Sobre quem vamos perdendo na vida

[Inspirado pelo texto do padrinho-guru publicado no dia 25 de novembro]

Quando li o texto do Carpinejar, me identifiquei em duas vias: a do eu-lírico furioso e a do amigo ao qual foi redirecionado o texto. De certa forma já estive (e estou) dos dois lados. E é aí que vemos o quão difíceis são as relações humanas.

Ao longo da vida, antes mesmo de namorar, eu sempre fazia listas de convidados para casamento. Afinal, a certeza de encontrar o amor da vida e ter um casamento lindo antecedia até mesmo as expectativas de que eu conseguiria achar um maluco que topasse beijar a minha boca. Acontece, né?

Com o tempo muita gente entrou. Muita gente saiu. E é nessas horas que vemos como as pessoas entram e "saem" de nossas vidas.

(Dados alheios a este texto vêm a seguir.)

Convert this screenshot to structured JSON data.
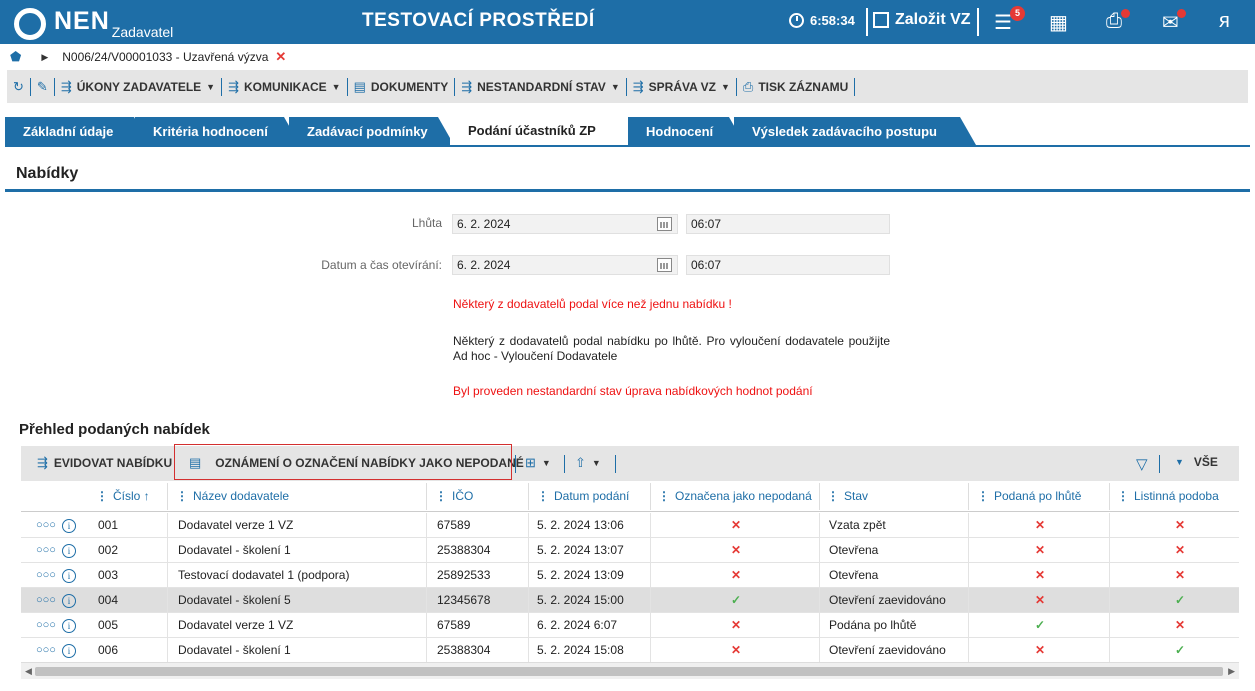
{
  "header": {
    "logo_text": "NEN",
    "logo_sub": "Zadavatel",
    "env_title": "TESTOVACÍ PROSTŘEDÍ",
    "clock": "6:58:34",
    "create_label": "Založit VZ",
    "menu_badge": "5"
  },
  "breadcrumb": {
    "path": "N006/24/V00001033 - Uzavřená výzva"
  },
  "toolbar": {
    "ukony": "ÚKONY ZADAVATELE",
    "komunikace": "KOMUNIKACE",
    "dokumenty": "DOKUMENTY",
    "nestandardni": "NESTANDARDNÍ STAV",
    "sprava": "SPRÁVA VZ",
    "tisk": "TISK ZÁZNAMU"
  },
  "tabs": [
    {
      "label": "Základní údaje"
    },
    {
      "label": "Kritéria hodnocení"
    },
    {
      "label": "Zadávací podmínky"
    },
    {
      "label": "Podání účastníků ZP"
    },
    {
      "label": "Hodnocení"
    },
    {
      "label": "Výsledek zadávacího postupu"
    }
  ],
  "section": {
    "title": "Nabídky",
    "lhuta_label": "Lhůta",
    "lhuta_date": "6. 2. 2024",
    "lhuta_time": "06:07",
    "otevreni_label": "Datum a čas otevírání:",
    "otevreni_date": "6. 2. 2024",
    "otevreni_time": "06:07",
    "msg1": "Některý z dodavatelů podal více než jednu nabídku !",
    "msg2": "Některý z dodavatelů podal nabídku po lhůtě. Pro vyloučení dodavatele použijte Ad hoc - Vyloučení Dodavatele",
    "msg3": "Byl proveden nestandardní stav úprava nabídkových hodnot podání"
  },
  "grid": {
    "title": "Přehled podaných nabídek",
    "evidovat": "EVIDOVAT NABÍDKU",
    "oznameni": "OZNÁMENÍ O OZNAČENÍ NABÍDKY JAKO NEPODANÉ",
    "vse": "VŠE",
    "columns": [
      "Číslo",
      "Název dodavatele",
      "IČO",
      "Datum podání",
      "Označena jako nepodaná",
      "Stav",
      "Podaná po lhůtě",
      "Listinná podoba"
    ],
    "rows": [
      {
        "cislo": "001",
        "nazev": "Dodavatel verze 1 VZ",
        "ico": "67589",
        "datum": "5. 2. 2024 13:06",
        "nepodana": "x",
        "stav": "Vzata zpět",
        "po_lhute": "x",
        "listinna": "x"
      },
      {
        "cislo": "002",
        "nazev": "Dodavatel - školení 1",
        "ico": "25388304",
        "datum": "5. 2. 2024 13:07",
        "nepodana": "x",
        "stav": "Otevřena",
        "po_lhute": "x",
        "listinna": "x"
      },
      {
        "cislo": "003",
        "nazev": "Testovací dodavatel 1 (podpora)",
        "ico": "25892533",
        "datum": "5. 2. 2024 13:09",
        "nepodana": "x",
        "stav": "Otevřena",
        "po_lhute": "x",
        "listinna": "x"
      },
      {
        "cislo": "004",
        "nazev": "Dodavatel - školení 5",
        "ico": "12345678",
        "datum": "5. 2. 2024 15:00",
        "nepodana": "check",
        "stav": "Otevření zaevidováno",
        "po_lhute": "x",
        "listinna": "check"
      },
      {
        "cislo": "005",
        "nazev": "Dodavatel verze 1 VZ",
        "ico": "67589",
        "datum": "6. 2. 2024 6:07",
        "nepodana": "x",
        "stav": "Podána po lhůtě",
        "po_lhute": "check",
        "listinna": "x"
      },
      {
        "cislo": "006",
        "nazev": "Dodavatel - školení 1",
        "ico": "25388304",
        "datum": "5. 2. 2024 15:08",
        "nepodana": "x",
        "stav": "Otevření zaevidováno",
        "po_lhute": "x",
        "listinna": "check"
      }
    ]
  },
  "colors": {
    "brand": "#1e6ea7",
    "error": "#e53935",
    "ok": "#4caf50"
  }
}
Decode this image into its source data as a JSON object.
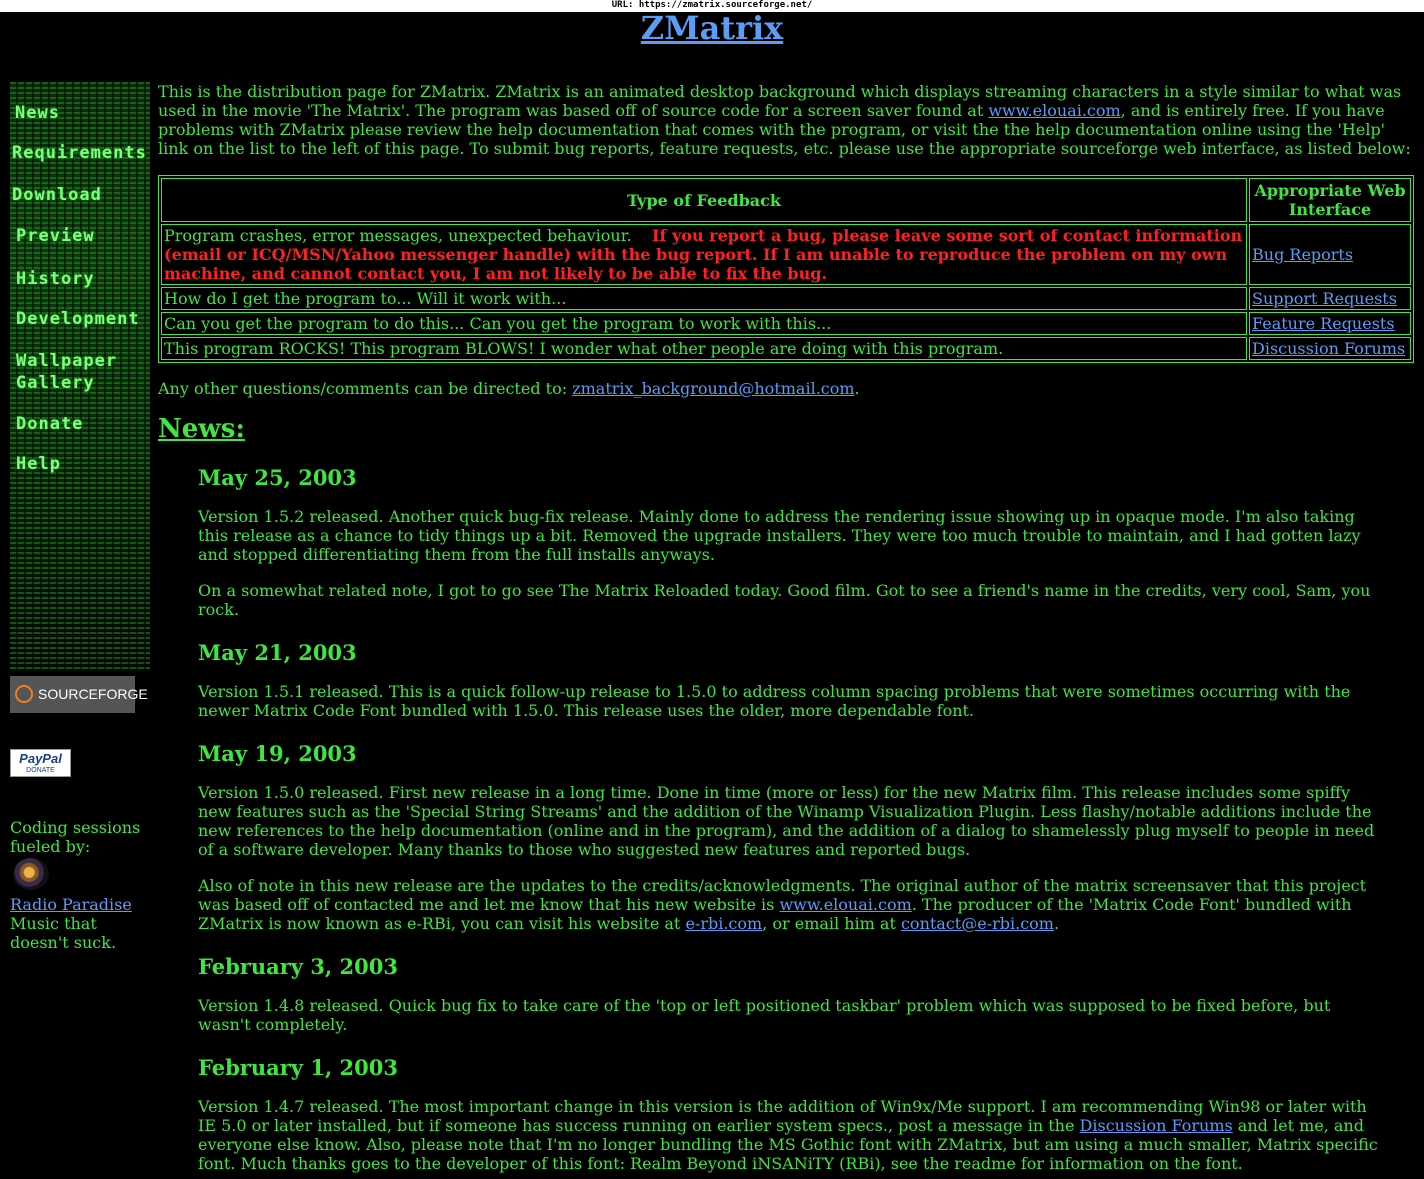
{
  "url_bar": "URL: https://zmatrix.sourceforge.net/",
  "site_title": "ZMatrix",
  "sidebar": {
    "nav": [
      "News",
      "Requirements",
      "Download",
      "Preview",
      "History",
      "Development",
      "Wallpaper",
      "Gallery",
      "Donate",
      "Help"
    ],
    "sourceforge_label": "SOURCEFORGE",
    "paypal_label": "PayPal",
    "paypal_sub": "DONATE",
    "coding_text": "Coding sessions fueled by:",
    "radio_link": "Radio Paradise",
    "radio_tagline": "Music that doesn't suck."
  },
  "intro": {
    "part1": "This is the distribution page for ZMatrix.  ZMatrix is an animated desktop background which displays streaming characters in a style similar to what was used in the movie 'The Matrix'.  The program was based off of source code for a screen saver found at ",
    "link": "www.elouai.com",
    "part2": ", and is entirely free.  If you have problems with ZMatrix please review the help documentation that comes with the program, or visit the the help documentation online using the 'Help' link on the list to the left of this page. To submit bug reports, feature requests, etc. please use the appropriate sourceforge web interface, as listed below:"
  },
  "feedback_table": {
    "headers": [
      "Type of Feedback",
      "Appropriate Web Interface"
    ],
    "rows": [
      {
        "type": "Program crashes, error messages, unexpected behaviour.",
        "warning": "If you report a bug, please leave some sort of contact information (email or ICQ/MSN/Yahoo messenger handle) with the bug report.   If I am unable to reproduce the problem on my own machine, and cannot contact you, I am not likely to be able to fix the bug.",
        "link": "Bug Reports"
      },
      {
        "type": "How do I get the program to...  Will it work with...",
        "link": "Support Requests"
      },
      {
        "type": "Can you get the program to do this...  Can you get the program to work with this...",
        "link": "Feature Requests"
      },
      {
        "type": "This program ROCKS!  This program BLOWS!  I wonder what other people are doing with this program.",
        "link": "Discussion Forums"
      }
    ]
  },
  "contact": {
    "prefix": "Any other questions/comments can be directed to: ",
    "email": "zmatrix_background@hotmail.com",
    "suffix": "."
  },
  "news_heading": "News:",
  "news": [
    {
      "date": "May 25, 2003",
      "p1": "Version 1.5.2 released.  Another quick bug-fix release.  Mainly done to address the rendering issue showing up in opaque mode.  I'm also taking this release as a chance to tidy things up a bit.  Removed the upgrade installers.  They were too much trouble to maintain, and I had gotten lazy and stopped differentiating them from the full installs anyways.",
      "p2": "On a somewhat related note, I got to go see The Matrix Reloaded today.  Good film.  Got to see a friend's name in the credits, very cool, Sam, you rock."
    },
    {
      "date": "May 21, 2003",
      "p1": "Version 1.5.1 released.  This is a quick follow-up release to 1.5.0 to address column spacing problems that were sometimes occurring with the newer Matrix Code Font bundled with 1.5.0.  This release uses the older, more dependable font."
    },
    {
      "date": "May 19, 2003",
      "p1": "Version 1.5.0 released.  First new release in a long time.  Done in time (more or less) for the new Matrix film.  This release includes some spiffy new features such as the 'Special String Streams' and the addition of the Winamp Visualization Plugin.  Less flashy/notable additions include the new references to the help documentation (online and in the program), and the addition of a dialog to shamelessly plug myself to people in need of a software developer.  Many thanks to those who suggested new features and reported bugs.",
      "p2a": "Also of note in this new release are the updates to the credits/acknowledgments.  The original author of the matrix screensaver that this project was based off of contacted me and let me know that his new website is ",
      "link1": "www.elouai.com",
      "p2b": ".  The producer of the 'Matrix Code Font' bundled with ZMatrix is now known as e-RBi, you can visit his website at ",
      "link2": "e-rbi.com",
      "p2c": ", or email him at ",
      "link3": "contact@e-rbi.com",
      "p2d": "."
    },
    {
      "date": "February 3, 2003",
      "p1": "Version 1.4.8 released.  Quick bug fix to take care of the 'top or left positioned taskbar' problem which was supposed to be fixed before, but wasn't completely."
    },
    {
      "date": "February 1, 2003",
      "p1a": "Version 1.4.7 released.  The most important change in this version is the addition of Win9x/Me support.  I am recommending Win98 or later with IE 5.0 or later installed, but if someone has success running on earlier system specs., post a message in the ",
      "link": "Discussion Forums",
      "p1b": " and let me, and everyone else know.  Also, please note that I'm no longer bundling the MS Gothic font with ZMatrix, but am using a much smaller, Matrix specific font.  Much thanks goes to the developer of this font: Realm Beyond iNSANiTY (RBi), see the readme for information on the font."
    }
  ]
}
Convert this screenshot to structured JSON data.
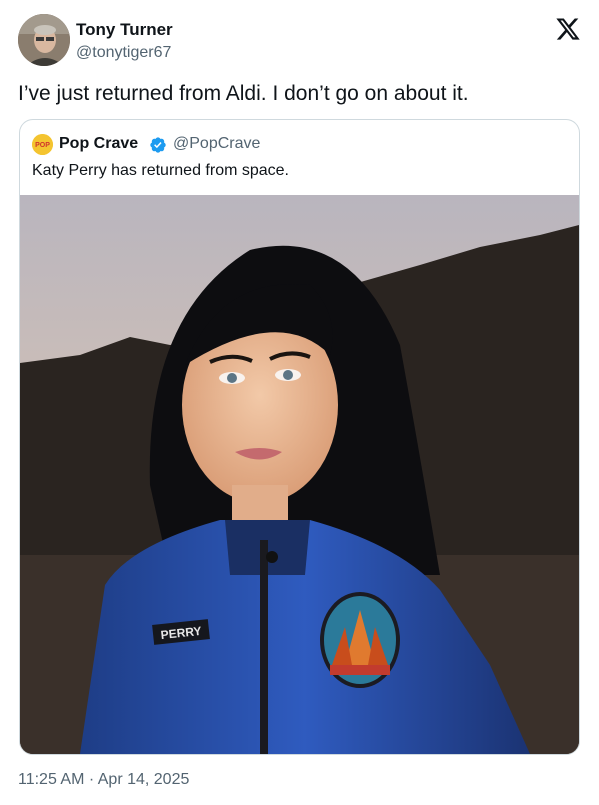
{
  "author": {
    "name": "Tony Turner",
    "handle": "@tonytiger67"
  },
  "tweet": {
    "text": "I’ve just returned from Aldi. I don’t go on about it.",
    "timestamp": "11:25 AM · Apr 14, 2025"
  },
  "quoted_tweet": {
    "name": "Pop Crave",
    "handle": "@PopCrave",
    "text": "Katy Perry has returned from space.",
    "avatar_text": "POP",
    "name_tag": "PERRY"
  },
  "colors": {
    "text_primary": "#0f1419",
    "text_secondary": "#536471",
    "verified": "#1d9bf0",
    "border": "#cfd9de"
  },
  "icons": {
    "logo": "x-logo-icon",
    "verified": "verified-badge-icon"
  }
}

Um dos critérios para você "limpar" a sua lista é excluir as pessoas com quem você não encontrou/teve contato no último ano. Considerando este critério, muitas pessoas já estariam de fora. Pessoas que eu amei, que ainda amo muito, mas que por motivos diversos acabaram se afastando. É crueldade deixá-las de fora.

Ao mesmo tempo, penso em todas as pessoas que ajudaram no nosso relacionamento, mas por algum motivo, acabaram se perdendo por aí, de forma que sequer conseguimos ter 30 minutos de conversa normal, sem ter qualquer briga anterior. O que leva amigos de anos acabarem afastando desta forma? Acabou que o papo de lista rendeu uma reflexão muito maior do que uma simples lista de casamento.

Eu, Lu, sou muito apegada a amigos. Cada afastamento sem qualquer tipo de explicação é algo que não sei muito bem como lidar. Sem brigas. Sem desapontamentos (bom, não que eu saiba). E qual o critério usado para que determinado amigo você possa passar meses sem falar e encontrarem e nada mudar e com outros parecerem dois semi-conhecidos, os quais teria sido mais fácil ter atravessado a rua e ter fingido que não viu.

Para quem é bobo como nós, dói. Afinal, o que houve? Por que aquela pessoa se afastou? Do nada quando vemos não somos correspondidos no whats, não há mais ligações recebidas. As que fazemos são geralmente perdidas e "a correria do dia a dia não me deixou nem ver". Ao mesmo tempo, nossa correria, por diversas vezes nos impede de perceber na hora exata, acabamos demorando pra notar.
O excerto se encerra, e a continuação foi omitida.